Policiais militares de um grupamento que ficou conhecido como “guarnição do mal” em 2003, e que inclui o ex-capitão Adriano da Nóbrega, foram visitados na prisão mais de uma vez pelo então deputado estadual Flávio Bolsonaro quando respondiam criminalmente por homicídio, tortura e extorsão. A declaração foi feita ao GLOBO pelo vereador Ítalo Pereira Campos (Avante), conhecido como Ítalo Ciba, um dos integrantes do grupo acusado pela execução de um homem que havia denunciado os policiais à corregedoria da Polícia Militar, em Parada de Lucas, na Zona Norte do Rio.

Segundo o vereador, o ex-capitão do Bope, morto há duas semanas na Bahia, frequentava o gabinete a convite de Fabrício Queiroz, ex-chefe da segurança de Flávio. Ciba também afirmou que concorda com a descrição feita pelo presidente Jair Bolsonaro, no último sábado, quando chamou Adriano de “herói”.

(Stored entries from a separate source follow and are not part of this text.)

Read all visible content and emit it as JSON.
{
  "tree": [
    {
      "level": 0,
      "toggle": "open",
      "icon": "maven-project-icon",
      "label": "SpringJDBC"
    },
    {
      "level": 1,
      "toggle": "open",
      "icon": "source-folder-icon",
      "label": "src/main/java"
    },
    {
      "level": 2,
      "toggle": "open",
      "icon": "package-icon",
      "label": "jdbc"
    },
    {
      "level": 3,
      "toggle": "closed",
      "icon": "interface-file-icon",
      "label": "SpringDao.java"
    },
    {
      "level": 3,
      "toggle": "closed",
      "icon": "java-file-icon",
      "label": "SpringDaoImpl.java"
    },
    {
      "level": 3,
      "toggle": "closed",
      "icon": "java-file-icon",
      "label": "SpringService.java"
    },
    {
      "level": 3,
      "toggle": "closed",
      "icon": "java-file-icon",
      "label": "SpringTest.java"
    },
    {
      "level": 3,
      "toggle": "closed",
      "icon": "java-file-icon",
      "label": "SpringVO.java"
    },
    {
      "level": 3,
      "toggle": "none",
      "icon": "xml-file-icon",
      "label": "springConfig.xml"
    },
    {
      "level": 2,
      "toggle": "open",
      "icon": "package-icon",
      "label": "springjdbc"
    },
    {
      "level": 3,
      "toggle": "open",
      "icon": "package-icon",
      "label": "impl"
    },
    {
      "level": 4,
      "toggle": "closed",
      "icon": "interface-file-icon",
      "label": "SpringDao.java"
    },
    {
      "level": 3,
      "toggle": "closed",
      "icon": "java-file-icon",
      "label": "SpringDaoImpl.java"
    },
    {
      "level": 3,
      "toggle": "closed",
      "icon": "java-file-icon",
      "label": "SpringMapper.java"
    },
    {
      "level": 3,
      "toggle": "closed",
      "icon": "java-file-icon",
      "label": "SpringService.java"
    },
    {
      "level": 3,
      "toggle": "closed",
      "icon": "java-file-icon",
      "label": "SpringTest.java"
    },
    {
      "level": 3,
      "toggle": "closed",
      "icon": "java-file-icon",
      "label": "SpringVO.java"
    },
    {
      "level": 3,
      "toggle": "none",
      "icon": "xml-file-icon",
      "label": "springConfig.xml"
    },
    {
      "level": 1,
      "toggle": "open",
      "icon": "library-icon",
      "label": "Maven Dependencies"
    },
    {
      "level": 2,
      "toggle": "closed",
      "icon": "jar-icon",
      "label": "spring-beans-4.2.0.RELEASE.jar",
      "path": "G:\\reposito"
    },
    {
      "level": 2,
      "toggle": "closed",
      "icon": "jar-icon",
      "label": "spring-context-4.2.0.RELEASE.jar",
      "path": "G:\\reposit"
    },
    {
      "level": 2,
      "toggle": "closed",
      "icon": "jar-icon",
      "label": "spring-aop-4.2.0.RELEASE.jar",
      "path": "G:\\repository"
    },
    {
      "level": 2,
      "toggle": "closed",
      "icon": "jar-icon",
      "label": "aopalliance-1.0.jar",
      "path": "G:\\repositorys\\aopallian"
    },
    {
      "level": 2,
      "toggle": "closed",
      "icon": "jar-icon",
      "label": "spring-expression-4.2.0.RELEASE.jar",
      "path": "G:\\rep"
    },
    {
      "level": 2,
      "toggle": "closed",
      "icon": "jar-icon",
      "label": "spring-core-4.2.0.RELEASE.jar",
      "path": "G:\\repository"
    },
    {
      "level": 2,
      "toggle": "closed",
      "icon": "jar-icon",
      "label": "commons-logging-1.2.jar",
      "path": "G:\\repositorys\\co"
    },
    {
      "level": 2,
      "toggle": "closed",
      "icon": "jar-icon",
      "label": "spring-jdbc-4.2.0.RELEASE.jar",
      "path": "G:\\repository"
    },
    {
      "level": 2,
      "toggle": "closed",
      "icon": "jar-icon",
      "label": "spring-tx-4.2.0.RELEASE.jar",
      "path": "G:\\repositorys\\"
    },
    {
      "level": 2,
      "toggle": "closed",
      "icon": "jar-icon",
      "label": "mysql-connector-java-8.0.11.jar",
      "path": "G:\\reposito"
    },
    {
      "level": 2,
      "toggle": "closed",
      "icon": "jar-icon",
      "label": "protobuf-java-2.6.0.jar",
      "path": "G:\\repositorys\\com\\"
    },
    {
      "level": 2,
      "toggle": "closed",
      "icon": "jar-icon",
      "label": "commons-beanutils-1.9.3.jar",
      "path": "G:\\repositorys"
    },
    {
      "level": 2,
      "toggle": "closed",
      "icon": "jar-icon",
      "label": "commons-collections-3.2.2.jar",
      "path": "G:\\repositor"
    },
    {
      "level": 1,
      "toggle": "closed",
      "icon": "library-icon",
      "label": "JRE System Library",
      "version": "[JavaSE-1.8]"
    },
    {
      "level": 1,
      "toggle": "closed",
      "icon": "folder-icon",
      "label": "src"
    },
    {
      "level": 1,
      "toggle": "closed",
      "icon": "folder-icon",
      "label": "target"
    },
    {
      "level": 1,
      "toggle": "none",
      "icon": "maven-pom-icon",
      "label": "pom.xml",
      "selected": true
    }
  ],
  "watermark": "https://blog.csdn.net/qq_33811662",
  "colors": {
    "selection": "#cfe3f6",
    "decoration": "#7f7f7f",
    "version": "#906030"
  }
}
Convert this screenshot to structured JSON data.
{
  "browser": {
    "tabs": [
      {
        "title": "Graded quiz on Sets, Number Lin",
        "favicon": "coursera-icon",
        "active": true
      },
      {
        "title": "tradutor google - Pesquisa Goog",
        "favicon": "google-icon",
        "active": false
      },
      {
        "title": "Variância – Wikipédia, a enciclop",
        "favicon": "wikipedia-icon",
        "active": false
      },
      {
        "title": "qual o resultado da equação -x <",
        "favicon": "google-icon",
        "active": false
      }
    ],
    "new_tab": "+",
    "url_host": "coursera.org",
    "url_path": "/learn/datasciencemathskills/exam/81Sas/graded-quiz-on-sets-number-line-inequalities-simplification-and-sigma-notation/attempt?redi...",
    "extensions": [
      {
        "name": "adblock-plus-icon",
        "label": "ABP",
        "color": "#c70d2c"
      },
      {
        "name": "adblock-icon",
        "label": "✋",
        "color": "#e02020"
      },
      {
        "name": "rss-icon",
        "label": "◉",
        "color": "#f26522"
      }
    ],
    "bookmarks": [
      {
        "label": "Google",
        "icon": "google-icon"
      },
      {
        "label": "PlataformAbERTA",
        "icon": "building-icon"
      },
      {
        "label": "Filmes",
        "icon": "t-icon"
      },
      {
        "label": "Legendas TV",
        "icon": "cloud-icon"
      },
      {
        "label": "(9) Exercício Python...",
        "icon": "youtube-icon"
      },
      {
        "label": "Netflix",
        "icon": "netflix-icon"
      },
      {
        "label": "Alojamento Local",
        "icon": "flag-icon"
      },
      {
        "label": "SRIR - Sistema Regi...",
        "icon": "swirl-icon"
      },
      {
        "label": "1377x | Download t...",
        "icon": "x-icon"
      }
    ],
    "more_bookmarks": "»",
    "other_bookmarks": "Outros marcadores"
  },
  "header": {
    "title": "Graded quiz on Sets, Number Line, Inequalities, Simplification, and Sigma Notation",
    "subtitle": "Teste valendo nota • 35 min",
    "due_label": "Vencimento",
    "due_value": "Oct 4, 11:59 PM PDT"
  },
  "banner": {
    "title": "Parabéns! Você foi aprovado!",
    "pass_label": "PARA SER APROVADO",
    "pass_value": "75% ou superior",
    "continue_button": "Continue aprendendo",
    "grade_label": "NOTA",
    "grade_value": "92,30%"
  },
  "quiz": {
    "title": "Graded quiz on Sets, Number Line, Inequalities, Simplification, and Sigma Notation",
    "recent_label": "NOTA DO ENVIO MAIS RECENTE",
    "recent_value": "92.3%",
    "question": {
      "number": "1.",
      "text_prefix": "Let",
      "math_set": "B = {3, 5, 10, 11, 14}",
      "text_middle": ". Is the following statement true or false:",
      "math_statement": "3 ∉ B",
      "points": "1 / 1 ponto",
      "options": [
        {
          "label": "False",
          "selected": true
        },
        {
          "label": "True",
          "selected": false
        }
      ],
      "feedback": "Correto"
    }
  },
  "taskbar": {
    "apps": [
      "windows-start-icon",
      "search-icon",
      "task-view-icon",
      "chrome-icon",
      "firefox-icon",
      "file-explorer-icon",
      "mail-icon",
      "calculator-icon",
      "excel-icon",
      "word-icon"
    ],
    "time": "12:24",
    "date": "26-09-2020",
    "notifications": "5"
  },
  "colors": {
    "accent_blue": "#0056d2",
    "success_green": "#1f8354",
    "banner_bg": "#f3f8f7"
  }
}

Por que o senhor e o capitão Adriano da Nóbrega foram homenageados pelo vereador Carlos Bolsonaro e pelo então deputado Flávio Bolsonaro em 2003?

Foi por bons serviços prestados ao Rio de Janeiro. (Homenagearam) a guarnição inteira porque já me conheciam. Não sei de quem foi a iniciativa. Não tenho só uma moção, não. Tenho mais de dez, até de deputados que não me conheciam. Eu sou uma lenda viva na polícia. Nunca me escondi do trabalho. E o capitão Adriano também trabalhou muito, deu muito de si pelo estado.

Alguma vez Adriano contou como conheceu os Bolsonaro?

Não. Mas eu conheci Jair, Flávio, Eduardo bem antes do Adriano. Jogando bola, de infância. Magalhães Bastos, Vila Militar (bairros da Zona Oeste do Rio). Joguei bola com Flávio, Carlos, Eduardo. Eduardo, eu vi criança. Logo depois que ele (Jair Bolsonaro), saiu (do Exército). Eu já era policial.

“Eu sou uma lenda viva na polícia”

O senhor conheceu o Fabrício Queiroz também?

Conheci. Vira e mexe eu via (Queiroz) no gabinete do Flávio, ou com o Jair. Eu tenho obra de saneamento com Jair Bolsonaro. Foi logo depois que caiu aquele Morro do Bumba.

“Joguei bola com Flávio, Carlos, Eduardo. Eduardo, eu vi criança”

Mas voltando ao futebol. O senhor disse que jogava bola com eles.

Quando ele (Jair Bolsonaro) separou da Rogéria, ficaram brigados. Eu que uni. Carlos, Flávio e o Eduardo, que moravam com a mãe. Eles não se davam. Eu fiz o futebol, um churrasco no meu terreno, chamei eles para um churrasco e para jogar bola. Quando acabou o futebol, o pai estava lá, eles chegaram. Voltaram a se falar a partir dali. Por que nós, amigos do presidente, vamos ser perseguidos? É o que Adriano falou uma vez pra mim. Estamos sendo perseguidos porque somos amigos do presidente.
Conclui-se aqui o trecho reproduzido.